For me, the reason why this is true is because of what atheism is. I define atheism as:
a) The belief that there are no gods. (Strong atheism)
b) A lack of belief in any gods. (Weak atheism)
I hope you are not implying that there is a difference.
a) The lack of any evidence for an undefined supernatural being suggests there are no gods of any kind (except as an invention of imagination)
b) The lack of any evidence for an undefined supernatural being suggests there are no gods of any kind (except as an invention of imagination)
At no point does belief of the “existence” of an undefined god enter either equation.
Define God, then we can talk. To identify God as a creative force is vague and tells us nothing. On the contrary, this vagueness has led to a general “feeling” of moral superiority resulting in endless (but meaningless) discussions, prejudices, wars, and enforced theocracies such as the Catholic Inquisition and Sharia law, which are fundamentally based on the same theology but demand blind obedience to their particular brand of God.
Earlier I have defined Potential of the Holomovement as the universal creative force which has demonstrable properties, both in science and philosophy (see Bohm).

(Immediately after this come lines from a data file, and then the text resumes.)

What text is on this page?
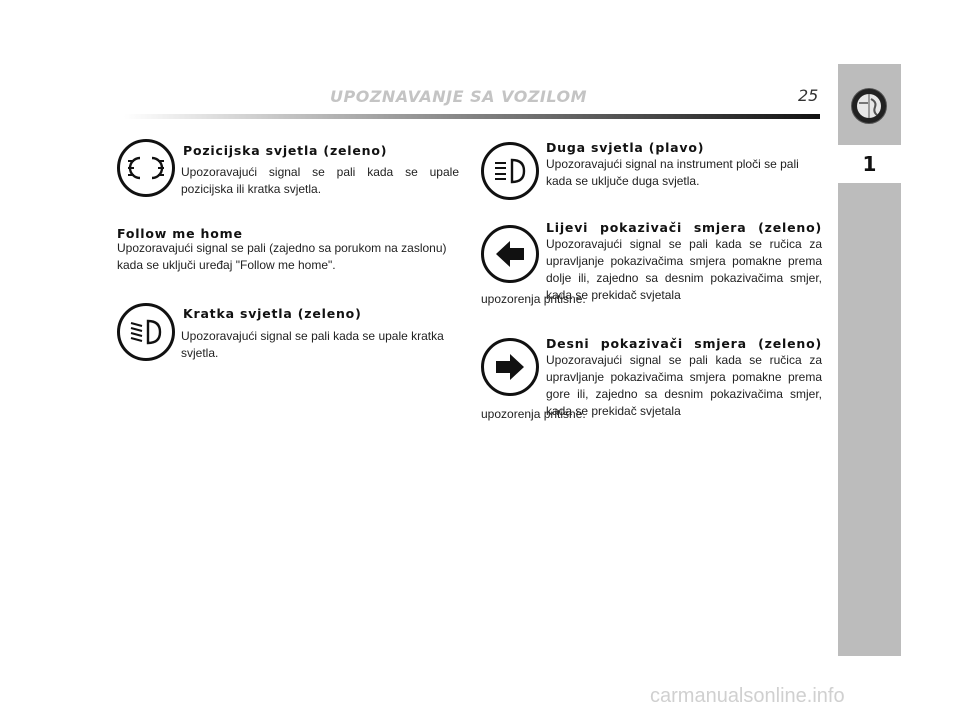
UPOZNAVANJE SA VOZILOM	25
1
Pozicijska svjetla (zeleno)
Upozoravajući signal se pali kada se upale pozicijska ili kratka svjetla.
Follow me home
Upozoravajući signal se pali (zajedno sa porukom na zaslonu) kada se uključi uređaj "Follow me home".
Kratka svjetla (zeleno)
Upozoravajući signal se pali kada se upale kratka svjetla.
Duga svjetla (plavo)
Upozoravajući signal na instrument ploči se pali kada se uključe duga svjetla.
Lijevi pokazivači smjera (zeleno)
Upozoravajući signal se pali kada se ručica za upravljanje pokazivačima smjera pomakne prema dolje ili, zajedno sa desnim pokazivačima smjer, kada se prekidač svjetala
upozorenja pritisne.
Desni pokazivači smjera (zeleno)
Upozoravajući signal se pali kada se ručica za upravljanje pokazivačima smjera pomakne prema gore ili, zajedno sa desnim pokazivačima smjer, kada se prekidač svjetala
upozorenja pritisne.
carmanualsonline.info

To make it easier on Theists, I’ll pose this question.
If we count all the varieties of gods, demons, angels, spirits, etc. How many gods (spiritual beings) are there?
I will not accept the answer of ‘there is only one god” as that is clearly not the case (in context of theism).
Here is a hint,
Since the beginning of recorded history, which is defined by the invention of writing by the Sumerians around 6000 years ago, historians have cataloged over 3700 supernatural beings, of which 2870 can be considered deities. Those numbers are probably a very conservative estimate because we have no accurate information before 4000 B.C. This means any dieties worshipped by man before this period are unaccounted for.

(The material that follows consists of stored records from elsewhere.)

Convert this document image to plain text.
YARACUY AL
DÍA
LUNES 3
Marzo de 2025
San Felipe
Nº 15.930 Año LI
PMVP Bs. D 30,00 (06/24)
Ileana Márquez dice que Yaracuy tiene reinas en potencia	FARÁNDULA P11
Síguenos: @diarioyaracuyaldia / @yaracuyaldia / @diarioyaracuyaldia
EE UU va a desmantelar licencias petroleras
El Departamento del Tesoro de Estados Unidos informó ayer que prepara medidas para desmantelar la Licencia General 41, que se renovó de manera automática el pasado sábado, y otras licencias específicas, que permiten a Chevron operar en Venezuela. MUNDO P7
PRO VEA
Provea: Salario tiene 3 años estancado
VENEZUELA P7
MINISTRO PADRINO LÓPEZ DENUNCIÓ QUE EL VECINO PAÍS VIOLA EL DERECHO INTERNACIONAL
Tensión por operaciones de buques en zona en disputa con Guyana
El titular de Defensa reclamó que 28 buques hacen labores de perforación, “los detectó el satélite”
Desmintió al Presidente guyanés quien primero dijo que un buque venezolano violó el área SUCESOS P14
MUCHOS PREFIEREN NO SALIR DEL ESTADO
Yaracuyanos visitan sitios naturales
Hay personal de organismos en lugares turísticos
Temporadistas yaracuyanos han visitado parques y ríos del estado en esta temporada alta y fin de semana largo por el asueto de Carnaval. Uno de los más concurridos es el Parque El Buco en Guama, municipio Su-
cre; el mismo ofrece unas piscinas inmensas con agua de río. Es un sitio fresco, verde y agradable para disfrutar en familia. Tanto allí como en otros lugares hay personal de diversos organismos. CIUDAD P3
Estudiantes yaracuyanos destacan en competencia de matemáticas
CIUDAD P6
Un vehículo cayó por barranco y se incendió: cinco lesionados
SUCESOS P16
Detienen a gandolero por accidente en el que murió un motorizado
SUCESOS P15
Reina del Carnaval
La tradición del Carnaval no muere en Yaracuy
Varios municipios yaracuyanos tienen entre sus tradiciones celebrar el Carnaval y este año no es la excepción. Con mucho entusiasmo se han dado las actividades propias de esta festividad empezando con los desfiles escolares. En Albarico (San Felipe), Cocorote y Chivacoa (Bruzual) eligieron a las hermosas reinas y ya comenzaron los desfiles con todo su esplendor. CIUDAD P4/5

In truth, the possibilities are nearly infinite. For example, in Hindu the entire living universe is merely a unique manifestation of Ishvara. This leads to the fact that there are 330 million “gods or goddesses.”
Which of these gods would you reject? And if you do would that make you an atheist in the eyes of those who believe in a different God? I believe the difference between a monotheist and an atheist is something like .03%. Most theists are atheist to all gods except their own.
An atheist does not believe in any of them (except as metaphor), which is the correct skeptic position.